Symphony: The San Francisco Symphony generously provides free music education including a private, age-appropriate concert at Davies Symphony Hall for public school kids in grades 1-5 through its fabulous Adventures in Music (“AIM”) program. The field trip to the Symphony is a wonderful and unique experience that I highly recommend to all San Francisco public school parents.   

Teacher: If you aren’t already in complete awe of what teachers do for your kids, chaperoning will give you a deeper appreciation of what the job entails. Seriously, how do they do it day in and day out!?

Urban Realities: In your travels throughout the city, you are bound to encounter the sad and disturbing realities of urban life, particularly in the Civic Center area, where a number of field trip destinations, like the Symphony and Asian Art Museum, are located.
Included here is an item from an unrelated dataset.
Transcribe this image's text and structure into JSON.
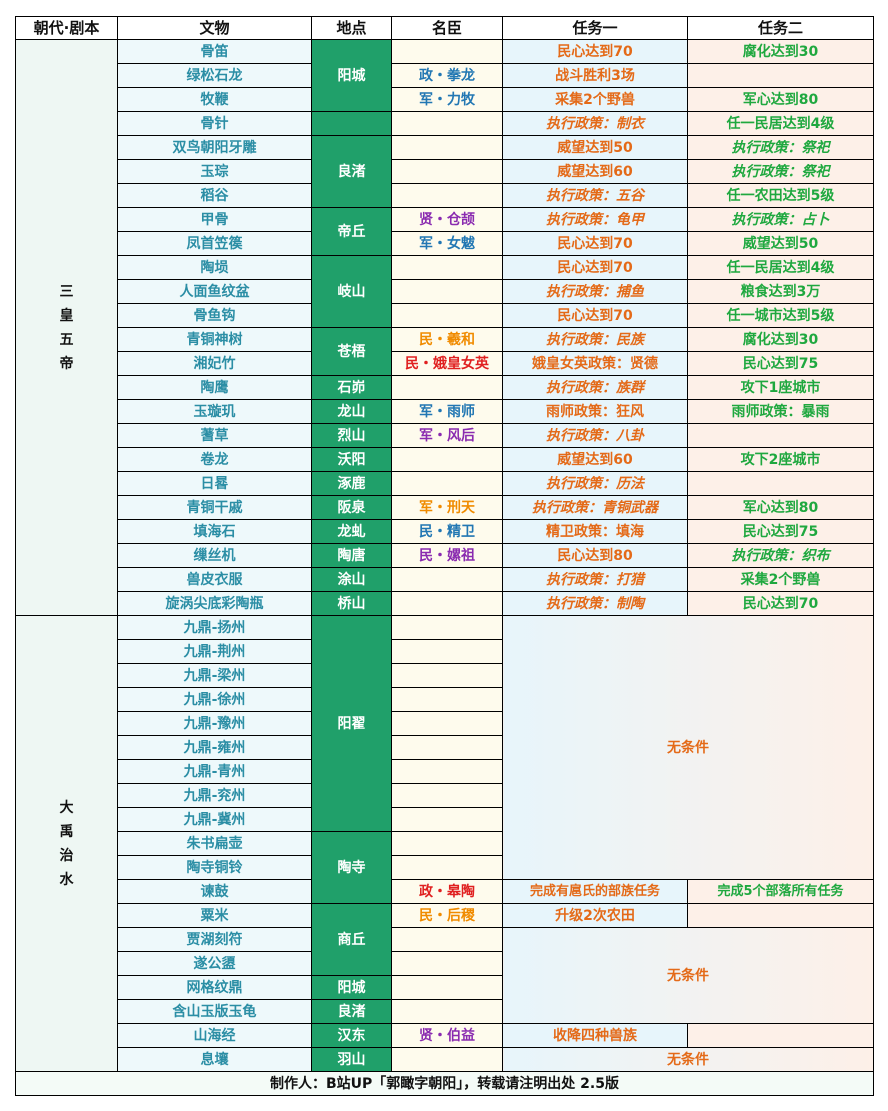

Stay alert, and be ready for questions from the kids about things they may see or hear as they pass through these areas.

Victorian Architecture: Another favorite San Francisco field trip of mine is the docent-led tour of the Haas-Lilienthal House, a classic San Francisco Victorian that survived the 1906 earthquake. Kids learn about Victorian architecture and history as well as the family who lived in this particular home. My daughters went here in third grade.

Wonder: Seeing the wonder in kids’ faces as they encounter new places and things is one of the greatest rewards of chaperoning. Enjoy it while it lasts!   

Extra Food: Consider bringing along an extra sandwich or snack for the one or two students who will inevitably show up without a bag lunch on the day of the field trip.

Your Name: Tell the kids in your group what they should call you, whether you want to go by your first name or something more formal. Otherwise, you are destined to become [insert your child’s name]’s Mom or Dad.

ZZZZZZZs: Get lots of sleep the night before the trip! Chaperoning field trips will suck every last ounce of energy out of you, so it’s important to start the day as well rested as possible.